There have been reports of heart inflammation in rare cases after mRNA vaccines, for example, and a blood clotting condition associated with AstraZeneca vaccine-induced thrombocytopenia, or VITT.
Pfizer and Moderna’s shots use mRNA technology, while the AstraZeneca vaccine is a vector-based viral option.
“Studies like ours generate useful start-up data about immune responses and short-term reactions, but they really don’t replace active safety monitoring as the vaccine is being rolled out,” Snape said.
Virologist Alison Kelvin, with the University of Saskatchewan Vaccines and Infectious Diseases Organization, agrees that Canada will need to continue monitoring for Adverse Reactions for all dosing schedules, including mixed brands.
She also stressed that more research is needed to fully understand the impact of swapping other vaccines.

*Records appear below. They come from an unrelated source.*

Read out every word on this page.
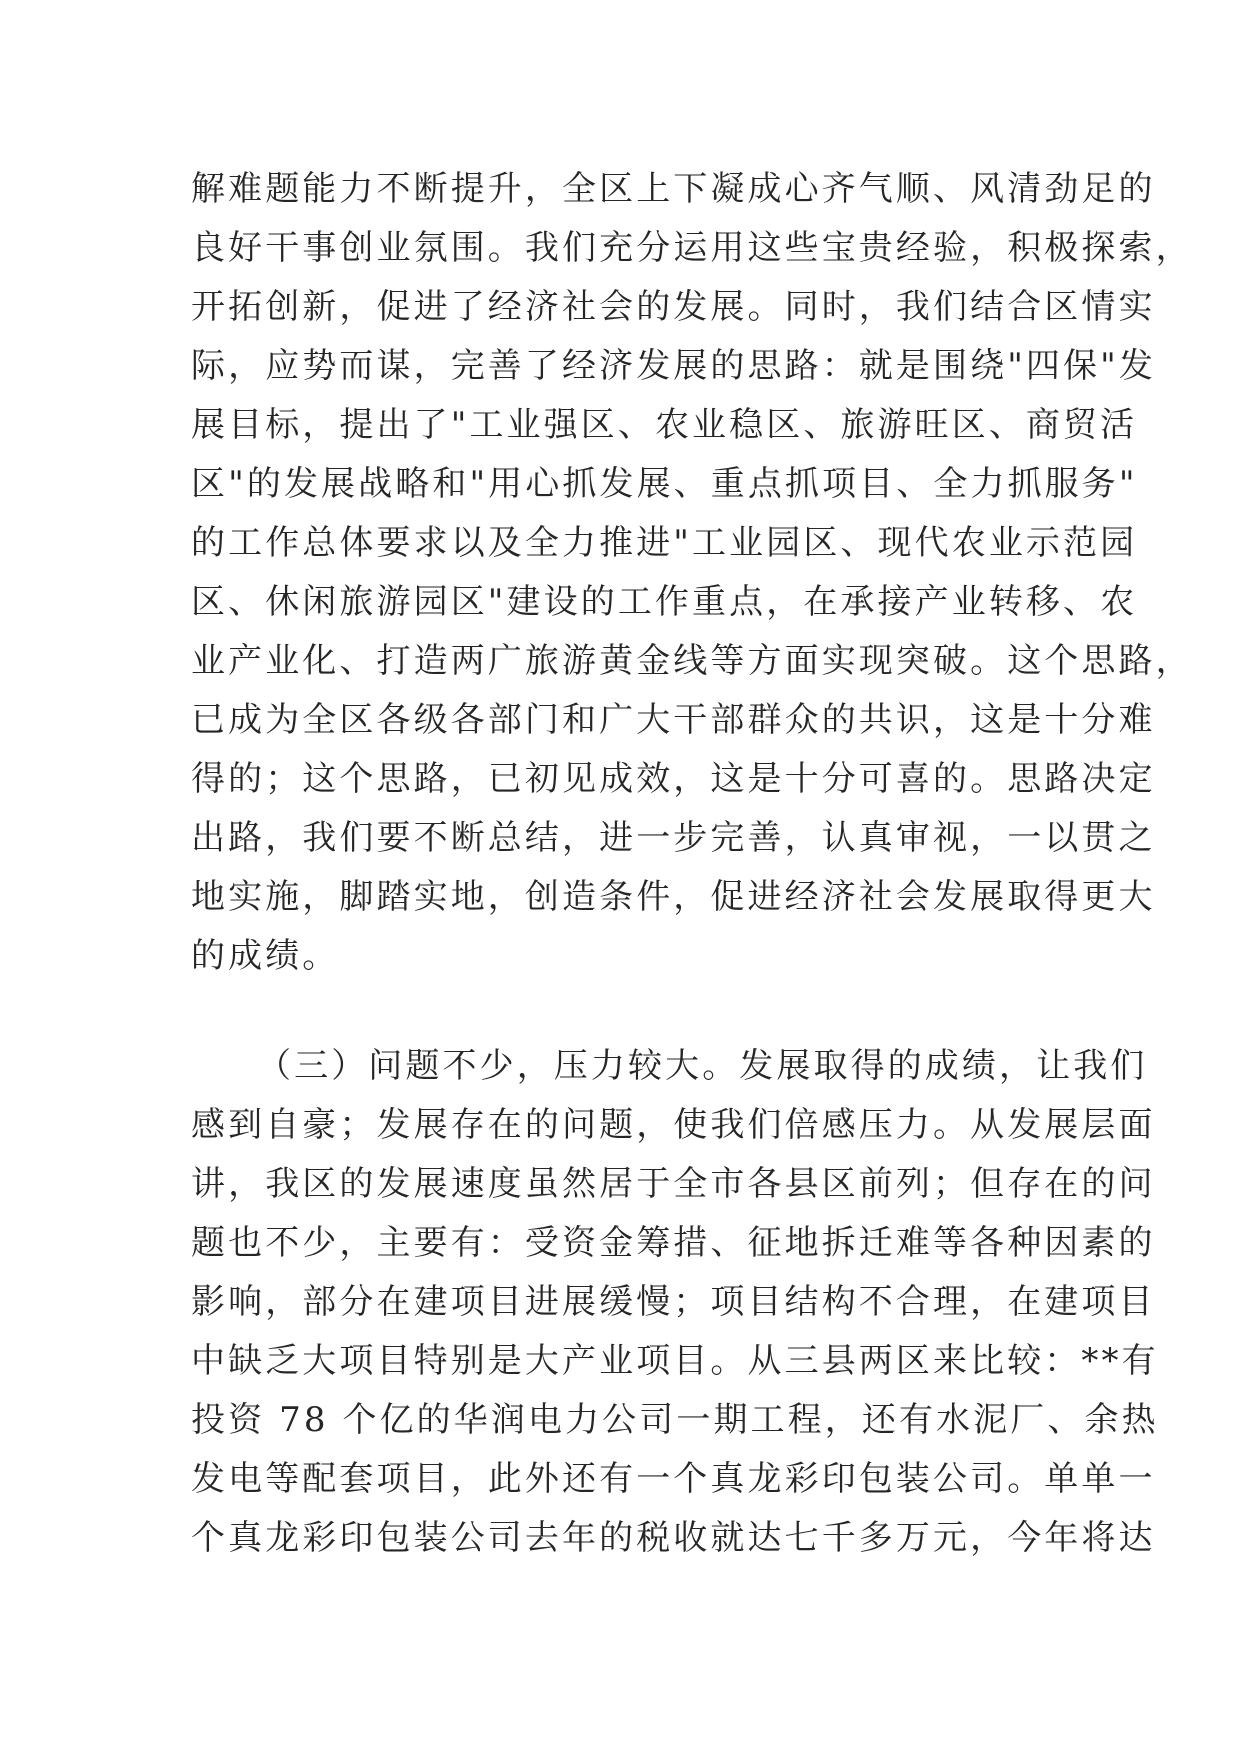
解难题能力不断提升，全区上下凝成心齐气顺、风清劲足的
良好干事创业氛围。我们充分运用这些宝贵经验，积极探索，
开拓创新，促进了经济社会的发展。同时，我们结合区情实
际，应势而谋，完善了经济发展的思路：就是围绕"四保"发
展目标，提出了"工业强区、农业稳区、旅游旺区、商贸活
区"的发展战略和"用心抓发展、重点抓项目、全力抓服务"
的工作总体要求以及全力推进"工业园区、现代农业示范园
区、休闲旅游园区"建设的工作重点，在承接产业转移、农
业产业化、打造两广旅游黄金线等方面实现突破。这个思路，
已成为全区各级各部门和广大干部群众的共识，这是十分难
得的；这个思路，已初见成效，这是十分可喜的。思路决定
出路，我们要不断总结，进一步完善，认真审视，一以贯之
地实施，脚踏实地，创造条件，促进经济社会发展取得更大
的成绩。
（三）问题不少，压力较大。发展取得的成绩，让我们
感到自豪；发展存在的问题，使我们倍感压力。从发展层面
讲，我区的发展速度虽然居于全市各县区前列；但存在的问
题也不少，主要有：受资金筹措、征地拆迁难等各种因素的
影响，部分在建项目进展缓慢；项目结构不合理，在建项目
中缺乏大项目特别是大产业项目。从三县两区来比较：**有
投资 78 个亿的华润电力公司一期工程，还有水泥厂、余热
发电等配套项目，此外还有一个真龙彩印包装公司。单单一
个真龙彩印包装公司去年的税收就达七千多万元，今年将达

“Although we really understand that the mRNA platforms are quite similar between Pfizer and Moderna, it was good to see mixing those vaccines for solid evidence,” she said.
Snape’s team will continue its research in the coming months, with more studies looking at longer time frames between doses and mixed schedules showing other vaccines such as Moderna and the Novovax vaccine not yet approved for use in Canada.
The latest study also builds on his team Previous results of mixing doses, which found that interchangeability in different brands could increase the chance of someone having mild or moderate reactions such as fatigue, headache or fever — signs that, at the time, experts said indicated potential success in building a strong immune response.
Snape stressed that while the latest findings could be used to give flexibility in rolling out the vaccine, including to Canada, the study was not large enough to recommend a broader shift away from clinically approved schedules on its own.
“I’ve had an experience in Canada, where you’re actually doing this schedule almost before the evidence,” he said.
“But what we have now is reassuring.”